What's Wrong with Dolphin-Safe Tuna?
The UK-based Ethical Consumer site calls the dolphin-safe label "somewhat of a red herring" for several reasons. First, the vast majority of canned tuna is skipjack tuna, not yellowfin tuna. Skipjack tuna do not swim with dolphins, so they are never caught using dolphins. Also, the site points out that, "It has been estimated that saving one dolphin, by using (fish aggregating devices), costs 16,000 smaller or juvenile tuna, 380 mahimahi, 190 wahoo, 20 sharks and rays, 1200 triggerfish and other small fish, one marlin and ‘other’ animals." The very strong implication that "dolphin-safe" tuna is sustainable or more humane makes the label probelmatic.
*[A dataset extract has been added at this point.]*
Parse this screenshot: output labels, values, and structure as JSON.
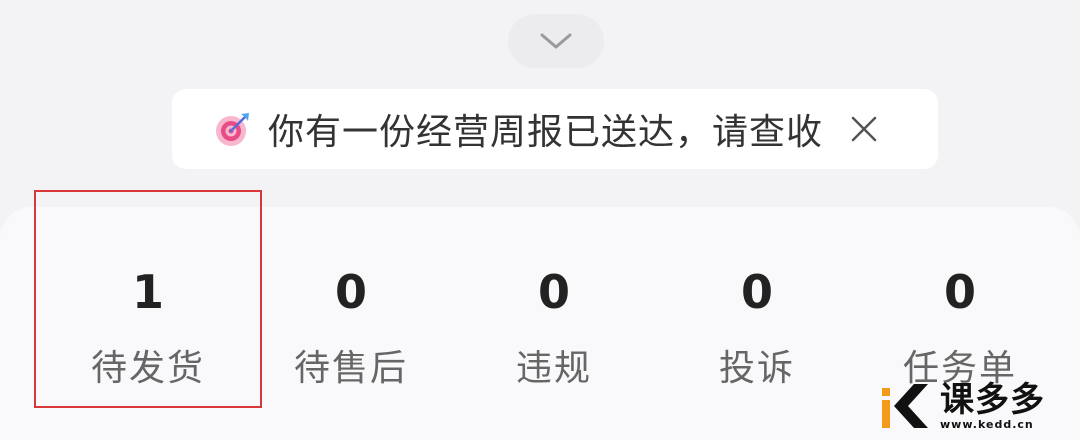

Some animal protection groups object to dolphin-safe tuna because of the impact on tuna. Tuna and other fish populations are threatened by overfishing and from an animal rights perspective, eating tuna hurts tuna.
According to Sea Shepherd, bluefin tuna populations have fallen 85% since industrial fishing began, and current quotas are too high to be sustainable. Environmentalists and animal advocates were disappointed in 2010 when the parties to CITES refused to protect tuna.
In September of 2012, conservation experts called for better protections for tuna. According to the International Union for Conservation of Nature, five of the world's eight tuna species are threatened or nearly threatened. Amanda Nickson, Director of Global Tuna Conservation at the Pew Environment Group stated, "There is sufficient science available to set precautionary limits . . . If we wait five, 10 years for the science to be perfect, in the case of some species we may not have anything left to manage."
Aside from concerns about extinction and overfishing, fish are sentient beings. From an animal rights perspective, fish have a right to be free of human use and exploitation. Even if there were no danger of overfishing, each individual fish has certain inherent rights, just as dolphins, seabirds and sea turtles do. Buying dolphin-safe tuna recognizes the dolphin's rights, but fails to recognize the tuna's rights, which is why many animal protection groups do not support dolphin-safe tuna.